La vida es un cúmulo de experiencias y unas llevan a otras; sin lugar a dudas el contexto familiar también tiene su grado de influencia. Acabé siendo ingeniero porque mi abuelo y mi padre lo eran; y probablemente mi ADN emprendedor lo he heredado de mi padre, quien lo fue toda su vida, reinventándose continuamente. Mi abuelo fue 100% corporativo llegando al Consejo de Ciba, una farmacéutica suiza. Siempre me han gustado los desafíos y uno me ha llevado a otro: en lugar de disfrutar unas merecidas vacaciones en la playa cuando cursaba ingeniería, decidí irme un verano a hacer prácticas en Alemania.

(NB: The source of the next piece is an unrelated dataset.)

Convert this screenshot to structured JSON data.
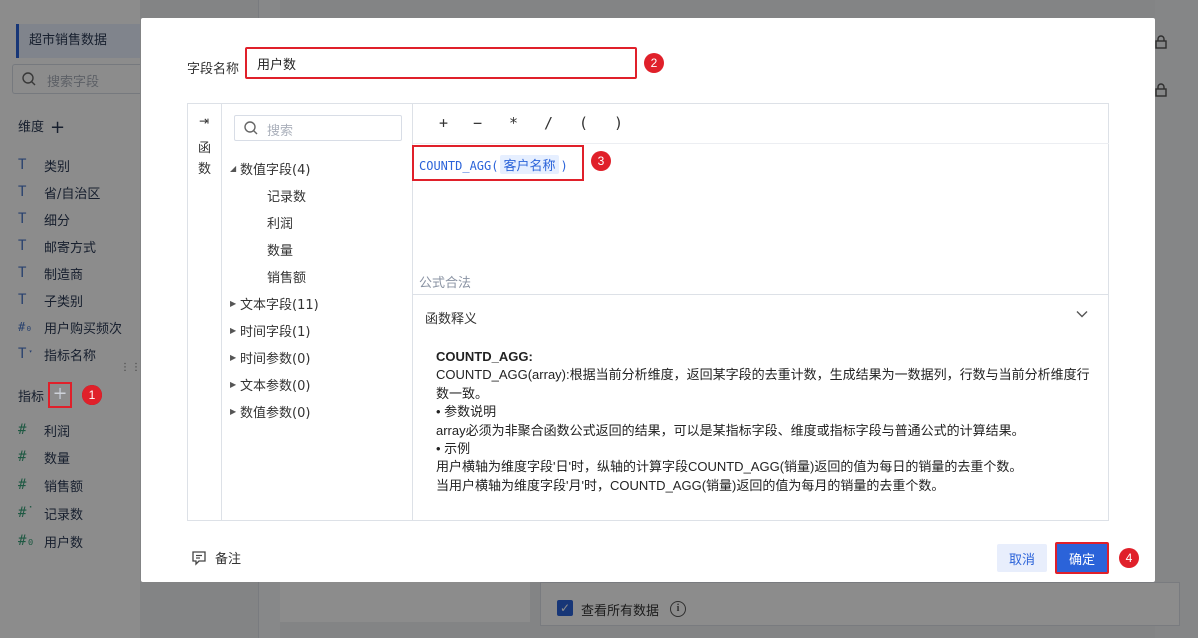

Estando allí, me dieron la posibilidad de trabajar en mi proyecto final de carrera en lugar de hacerlo en Barcelona, y eso me llevó a aplicar al Siemens Graduate Program. En lugar de irme a Estados Unidos como el resto de compañeros, escogí Malasia para irme a vivir y trabajar allí un año en un pequeño pueblo pesquero, al otro lado de Kuala Lumpur.
Luego Siemens compró Westinghouse y levanté la mano para ser el primer expatriado en irse a Orlando y, una vez en Estados Unidos, decidí hacer un MBA en Atlanta y en lugar de irme a Florida con mis amigos del máster, organicé un viaje a Mali con un proyecto de desarrollo apoyado por la universidad y Coca-Cola. Ya de regreso en Barcelona, un compañero del máster me abrió las puertas al mundo de las escuelas de negocio, iniciando mi andadura en el IESE con el lanzamiento de un programa global para CEO en colaboración con Wharton. De allí fui a Nueva York, para luego acabar en Filadelfia en Wharton y luego en Londres con LBS, en ambos casos para hacer un turn-around del negocio, y de allí a Barcelona liderando la creación de una universidad online en Planeta. Y finalmente llegó niikiis como resultado de haber vivido en primera persona el reto de ser mánager.
¿Cómo encontró su propósito?
Mi propósito en la vida es ayudar a crecer a las personas. Lo hago con mis hijos, lo he hecho en las empresas en las que he trabajado, y ahora, en niikiis, además ofreciendo un software que ayuda a mánagers a gestionar mejor a sus equipos. Y todo vino por casualidades de la vida: conocí al expresidente Jimmy Carter cuando estaba cursando mi MBA en Estados Unidos y él fue quien me animó a ir a Mali. Una vez allí me di cuenta de la importancia de la educación para el desarrollo de un país. En lugar de quedarme parado, montamos una fundación y en cinco años construimos cinco escuelas para apoyar la escolarización de 4.000 niños en Mali, fomentando el voluntariado.
Uno se da cuenta que la base de todo es la educación, tanto la que te dan en casa como en la escuela, y posteriormente la formación continua. Más allá de tener más o menos oportunidades según el contexto en donde uno esté, la inquietud de querer aprender, escuchar, equivocarse o experimentar debe ser transmitida desde la infancia. ¿Consejo? Buscar tiempo para reflexionar. Por cierto, el logo de niikiis simboliza el signo de pausa, como recordatorio de la necesidad de tomarse ese tiempo para pensar, aprender y compartir.